1. Field of the Invention
The present invention relates generally to systems and methods for assaying biological samples. More particularly, the present invention relates to a system and method for separating plasma from whole blood and transferring the plasma to an analytical substrate or device. The present invention also pertains to a system and method for dispensing whole or filtered blood and transferring dispensed blood to an analytical substrate or device.
Many diagnostic markers and other analytes are best determined from patient blood samples. The ability to measure such markers and analytes directly in blood, however, is problematic because of the presence of blood cells, particularly red blood cells, in whole blood. Thus, a majority of analytical systems and methods intended for measuring blood markers and analytes rely on detection in a plasma or serum sample, not in a whole blood sample.
A wide variety of blood separation systems and methods have been developed over the years particularly for use in performing plasma and serum assays. Such systems may be generally categorized as centrifugal, chemical, and filtration. Centrifugal systems rely on centrifugation to remove cellular components from the blood. Chemical systems rely on antibodies, lectins, or the like, for binding and removing cellular components. Finally, filtration relies on chromatographic and/or size-exclusion filtration elements for separating the cellular blood components from the resulting plasma fraction.
The present invention is concerned in particular with filtration systems and methods for producing plasma from whole blood prior to performing an assay on the plasma. Heretofore, filtration elements have often been constructed integrally in assay devices, where blood is applied to the filter element and plasma is separated and flows to a reaction zone. Such systems, however, generally require that the whole blood be initially transferred from the standard blood collection device, such as a syringe or more commonly a vacuum collection tube, often using a transfer pipette. The need to use a transfer pipette is disadvantageous in several respects. It increases the assay procedure time and introduces a source of contamination and error. Equally important, the need to remove blood from the collection device in an intermediate transfer step increases the likelihood of that personnel performing the assay will be exposed to the blood.
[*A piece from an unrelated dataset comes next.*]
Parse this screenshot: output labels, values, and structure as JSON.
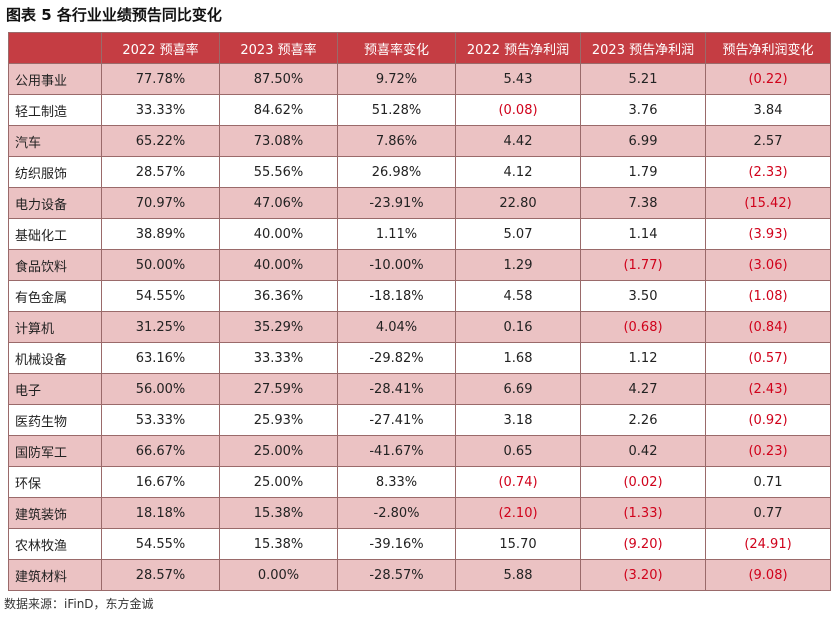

For these reasons, it would be desirable to provide improved systems and methods for separating plasma from whole blood for use in plasma assays and assay devices. It would be particularly desirable if such systems and methods could eliminate the need to employ an intermediate transfer step between the blood collection device and the blood filtration device, such as the use of a transfer pipette. It would be particularly desirable if the methods and devices would permit the direct separation of plasma from blood in a totally closed system, including the blood collection device, which could be disposed of after use without release of blood or blood components from the closed system (other than the plasma which has been intentionally transferred to an assay system). Such methods and systems should further provide for accurate and precise (repeatable) measurement of the plasma being separated, as well as for direct transfer of the plasma to a test substrate, receptacle, or other assay system.
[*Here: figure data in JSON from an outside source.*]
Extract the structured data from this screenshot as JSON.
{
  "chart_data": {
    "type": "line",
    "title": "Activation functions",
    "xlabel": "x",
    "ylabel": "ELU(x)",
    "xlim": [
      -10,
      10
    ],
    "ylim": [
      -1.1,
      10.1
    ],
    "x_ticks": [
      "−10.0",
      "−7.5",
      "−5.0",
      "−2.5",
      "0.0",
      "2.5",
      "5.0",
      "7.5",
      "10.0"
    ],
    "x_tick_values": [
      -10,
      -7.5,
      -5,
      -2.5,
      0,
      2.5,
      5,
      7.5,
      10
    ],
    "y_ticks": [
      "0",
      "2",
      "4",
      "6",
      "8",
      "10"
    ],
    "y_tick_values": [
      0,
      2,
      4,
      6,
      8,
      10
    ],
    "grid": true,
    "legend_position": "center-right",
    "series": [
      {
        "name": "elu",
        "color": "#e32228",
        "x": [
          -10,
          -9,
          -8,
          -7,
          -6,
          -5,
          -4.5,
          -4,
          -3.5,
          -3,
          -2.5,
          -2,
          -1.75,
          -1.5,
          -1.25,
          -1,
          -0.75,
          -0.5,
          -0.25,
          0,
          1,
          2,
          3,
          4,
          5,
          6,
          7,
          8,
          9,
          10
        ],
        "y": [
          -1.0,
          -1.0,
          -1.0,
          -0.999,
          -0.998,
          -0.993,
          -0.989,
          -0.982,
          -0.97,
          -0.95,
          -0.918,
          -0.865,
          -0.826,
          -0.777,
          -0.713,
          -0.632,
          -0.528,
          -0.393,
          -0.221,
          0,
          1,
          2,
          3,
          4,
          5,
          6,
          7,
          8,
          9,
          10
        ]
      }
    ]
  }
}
Various systems and methods for dispensing blood and producing a measured amount of blood have also been developed over the years for use in performing blood assays. As with the plasma separation systems discussed above, systems and methods for dispensing blood typically require that the blood be initially transferred from a standard blood collection device, such as a syringe or vacuum collection tube, often using a transfer pipette. This transfer process is disadvantageous because it increases the assay procedure time and the possibility that personnel performing the assay will be exposed to the blood. Such process also introduces a source of contamination and error. It would thus be desirable to provide improved systems and methods for dispensing a measured volume of blood for use in blood assays and assay devices. It would be especially desirable if such systems and methods did not require an intermediate transfer step (e.g., as described above) to transfer blood from the collection device to the blood dispensing device. It would also be advantageous if such systems and methods would allow direct dispensation of blood from a totally closed system to protect against inadvertent release of the blood or bloods components. In addition, it would useful if such systems and methods would provide for precise measurement of the dispensed blood and direct transfer of dispensed blood to a test substrate or other assay device.
2. Description of the Background Art
U.S. Pat. No. 4,086,060, describes a blood filtering device which is employed between a blood collection device and a plasma receptacle. U.S. Pat. Nos. 4,980,297 and 4,970,052, describe plasma transfer devices which include needles for accessing blood collection devices and the rubber stoppers on the collection devices. The following patents describe other plasma separation systems and devices: U.S. Pat. Nos. 5,275,731; 5,262,049; 5,151,184; 4,957,637; 4,828,716; and 3,814,258. Filter elements for separating plasma from whole blood in combination with absorptive pads are shown in a number of patents, including U.S. Pat. Nos. 5,262,067; 5,132,086; 5,110,724; 4,987,085; 4,933,092; 4,816,224; 4,753,776; 4,477,575; and 3,663,374. Other patents showing assay devices including separation membranes and absorptive pads include U.S. Pat. Nos. 4,678,757; 4,952,516; 4,999,163; 5,000,922; 5,135,719; 5,186,843; 5,266,219; and 5,308,483.